One of the consequences of my less than happy state of mind while I was pregnant is that my patience for discipline went totally out the window. I had some of my lowest ever parenting moments: screaming profanity at my son at the top of my lungs. A behaviour he has lately been mimicking, stomping around saying “goddammit”. Talk about a wake-up call.
Now, my idea of gentle discipline has generally been anything less than hitting. I haven’t, and won’t, ever hit my kids. Assault is assault. Assaulting a person who is already at your mercy physically, economically and socially is despicable. But that’s another post. Time-outs I’m not opposed to per se, so that has featured prominently in our interactions with Little Man. But dang-it-all if they haven’t turned out to be both time-consuming and (for my kid, anyway) completely ineffective. So it’s time for a new strategy.
I’ve always loved natural consequences. Why waste my time chasing Little Man around to make sure he doesn’t eat dirt from the garden when I can sit on my bum and laugh at the face he makes as he decides for himself that it doesn’t have the most appealing texture after all? But, as I’m discovering, when the natural consequence of one action is having to perform another, teaching it is not nearly that easy.
Thus it was that I spent 40 minutes today teaching Little Man and his friend that the consequence of making a mess is that you have to clean it up before you can move on to another activity.
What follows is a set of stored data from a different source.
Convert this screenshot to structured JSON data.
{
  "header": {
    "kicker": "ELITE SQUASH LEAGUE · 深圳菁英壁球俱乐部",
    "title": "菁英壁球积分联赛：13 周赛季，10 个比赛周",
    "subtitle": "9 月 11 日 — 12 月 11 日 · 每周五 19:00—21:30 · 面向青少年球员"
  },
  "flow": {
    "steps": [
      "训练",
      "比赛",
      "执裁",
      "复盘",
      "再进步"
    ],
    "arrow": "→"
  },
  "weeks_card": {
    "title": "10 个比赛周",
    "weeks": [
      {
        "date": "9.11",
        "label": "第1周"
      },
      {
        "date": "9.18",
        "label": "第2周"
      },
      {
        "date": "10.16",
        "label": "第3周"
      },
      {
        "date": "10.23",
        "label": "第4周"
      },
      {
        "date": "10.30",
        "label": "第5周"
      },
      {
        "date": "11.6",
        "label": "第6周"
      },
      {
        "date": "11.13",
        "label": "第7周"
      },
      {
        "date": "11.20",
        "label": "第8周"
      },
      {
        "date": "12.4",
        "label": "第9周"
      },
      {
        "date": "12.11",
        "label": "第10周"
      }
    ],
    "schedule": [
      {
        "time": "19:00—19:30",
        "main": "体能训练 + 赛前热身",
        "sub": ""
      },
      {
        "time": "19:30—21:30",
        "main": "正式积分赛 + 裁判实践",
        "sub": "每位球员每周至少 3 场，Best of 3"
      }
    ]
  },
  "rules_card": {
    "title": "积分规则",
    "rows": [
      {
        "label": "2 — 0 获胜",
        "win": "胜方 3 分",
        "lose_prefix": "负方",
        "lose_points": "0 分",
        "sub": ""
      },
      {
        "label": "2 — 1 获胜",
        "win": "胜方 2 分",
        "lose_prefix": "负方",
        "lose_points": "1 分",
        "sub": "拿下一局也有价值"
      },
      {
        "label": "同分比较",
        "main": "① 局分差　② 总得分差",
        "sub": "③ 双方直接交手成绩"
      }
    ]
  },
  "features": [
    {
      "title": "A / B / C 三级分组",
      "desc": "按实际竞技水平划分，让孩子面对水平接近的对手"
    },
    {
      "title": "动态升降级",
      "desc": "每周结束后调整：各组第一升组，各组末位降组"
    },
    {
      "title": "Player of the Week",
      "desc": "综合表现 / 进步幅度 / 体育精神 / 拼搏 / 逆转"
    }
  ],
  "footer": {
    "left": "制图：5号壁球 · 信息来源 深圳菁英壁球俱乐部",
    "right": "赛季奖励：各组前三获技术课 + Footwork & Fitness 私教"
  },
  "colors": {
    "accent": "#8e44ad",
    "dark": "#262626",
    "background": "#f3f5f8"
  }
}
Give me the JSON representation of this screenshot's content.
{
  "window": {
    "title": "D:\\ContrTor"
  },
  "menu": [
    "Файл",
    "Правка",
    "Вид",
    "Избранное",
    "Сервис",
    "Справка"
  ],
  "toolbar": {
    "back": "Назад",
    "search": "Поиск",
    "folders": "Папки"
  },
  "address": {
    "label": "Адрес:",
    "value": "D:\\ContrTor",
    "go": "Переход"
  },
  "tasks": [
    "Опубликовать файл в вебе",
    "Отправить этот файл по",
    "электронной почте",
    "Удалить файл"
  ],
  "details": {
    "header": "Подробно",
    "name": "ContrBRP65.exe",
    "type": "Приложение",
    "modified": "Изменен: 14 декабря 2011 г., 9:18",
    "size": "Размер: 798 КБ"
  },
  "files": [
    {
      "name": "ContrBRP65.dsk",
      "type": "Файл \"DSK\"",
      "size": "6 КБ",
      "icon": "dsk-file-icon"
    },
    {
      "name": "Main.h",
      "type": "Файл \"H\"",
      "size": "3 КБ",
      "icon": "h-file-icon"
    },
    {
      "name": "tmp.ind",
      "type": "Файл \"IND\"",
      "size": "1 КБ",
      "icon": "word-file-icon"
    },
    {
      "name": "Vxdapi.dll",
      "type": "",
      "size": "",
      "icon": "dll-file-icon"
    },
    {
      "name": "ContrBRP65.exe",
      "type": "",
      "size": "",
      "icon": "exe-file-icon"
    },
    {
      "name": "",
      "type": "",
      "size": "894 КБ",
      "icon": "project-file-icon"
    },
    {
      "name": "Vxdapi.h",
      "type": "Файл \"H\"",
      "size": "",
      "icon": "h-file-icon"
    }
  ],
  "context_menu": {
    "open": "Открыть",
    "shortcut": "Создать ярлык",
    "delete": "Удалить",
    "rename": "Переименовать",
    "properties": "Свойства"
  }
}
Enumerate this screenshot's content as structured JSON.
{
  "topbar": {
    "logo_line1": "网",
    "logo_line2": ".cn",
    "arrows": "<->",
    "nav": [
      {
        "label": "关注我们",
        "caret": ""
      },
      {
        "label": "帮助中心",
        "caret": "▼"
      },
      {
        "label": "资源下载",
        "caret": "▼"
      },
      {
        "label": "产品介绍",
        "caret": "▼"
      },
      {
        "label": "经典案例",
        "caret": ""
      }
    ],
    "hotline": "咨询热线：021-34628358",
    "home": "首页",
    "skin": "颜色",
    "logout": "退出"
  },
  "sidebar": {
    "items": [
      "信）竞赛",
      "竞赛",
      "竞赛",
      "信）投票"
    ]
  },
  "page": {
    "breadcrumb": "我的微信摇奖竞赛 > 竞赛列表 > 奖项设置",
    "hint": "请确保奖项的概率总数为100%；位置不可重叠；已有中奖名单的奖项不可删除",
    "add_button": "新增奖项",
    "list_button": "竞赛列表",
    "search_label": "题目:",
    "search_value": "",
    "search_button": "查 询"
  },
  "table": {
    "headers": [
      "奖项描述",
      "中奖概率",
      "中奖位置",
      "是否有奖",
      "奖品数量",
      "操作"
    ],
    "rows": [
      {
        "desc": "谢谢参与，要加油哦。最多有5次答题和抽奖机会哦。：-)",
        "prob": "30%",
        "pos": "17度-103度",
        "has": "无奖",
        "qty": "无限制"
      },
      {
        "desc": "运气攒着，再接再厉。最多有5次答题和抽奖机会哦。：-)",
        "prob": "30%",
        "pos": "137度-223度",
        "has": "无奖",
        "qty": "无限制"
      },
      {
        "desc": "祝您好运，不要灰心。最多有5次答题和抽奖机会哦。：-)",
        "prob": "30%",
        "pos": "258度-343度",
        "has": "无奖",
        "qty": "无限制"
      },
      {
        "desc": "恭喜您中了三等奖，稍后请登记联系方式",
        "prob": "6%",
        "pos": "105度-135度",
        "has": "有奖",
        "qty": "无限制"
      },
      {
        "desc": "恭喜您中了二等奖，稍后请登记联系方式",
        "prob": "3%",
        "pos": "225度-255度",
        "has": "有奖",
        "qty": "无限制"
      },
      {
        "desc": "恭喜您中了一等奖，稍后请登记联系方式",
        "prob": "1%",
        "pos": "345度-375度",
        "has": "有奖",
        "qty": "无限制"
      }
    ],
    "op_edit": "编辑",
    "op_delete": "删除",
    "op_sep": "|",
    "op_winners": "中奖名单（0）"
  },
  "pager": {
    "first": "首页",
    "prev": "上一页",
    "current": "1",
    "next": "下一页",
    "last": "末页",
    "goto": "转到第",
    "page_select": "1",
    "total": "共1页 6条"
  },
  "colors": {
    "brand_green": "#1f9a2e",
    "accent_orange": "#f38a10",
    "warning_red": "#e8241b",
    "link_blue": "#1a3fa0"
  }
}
The mess in question was spaghetti, flung all over the kitchen while I went to change Lady Fair’s bum. Admittedly, the better approach for a 2 year old is probably to redirect/remove the spaghetti before it gets flung, but with 3 kids and one me, that’s not always possible.
Both boys vehemently refused to pick it up. They stomped on it, brushed it away, ate it off the floor, and wove it between their toes. When they did start to pick it up, they mostly just stuck it in their pockets. They also protested by pulling all of the magnets off the fridge (which I later made them pick up!) and by running away. After the 20th time that I picked them up and brought them back, they got the hint that they might as well stay put. So why not lay down on top of the spaghetti and have a little nap, eh?
Phew.
Finally it calmed down enough to have this little chat:
LM: “I wan go plaaay.”
Me: “You’re bored aren’t you?”
LM: “Ya”
Me: “Me too, I’d much rather be playing. Why don’t we clean this up so we can go play?”
LM: “No.”
… but he grudgingly did start to pick it up. One measly, smushed up piece at a time.
I could have hit him and be done with it, but I didn’t. I could have sent him to his room and cleaned it up myself, but I didn’t. I could have threatened him with no dinner since he obviously cared so little about lunch, but I didn’t. And not a single “Goddammit” escaped my lips.
It was hard work, but I’m proud of myself. I know it might probably will take years, but the lazy mom in me is eagerly awaiting the day when he chooses not to make a big mess because it’s not worth the effort of cleaning it up. Or even better – the day when he makes the mess anyway, then cleans it up on his own, because that’s the lesson I taught him today.


Good job. I hope I can find that patience when my turn comes to have food thrown all over my kitchen and put into pockets.
I think I’d better start unlearning all my favourite curses right now just in case.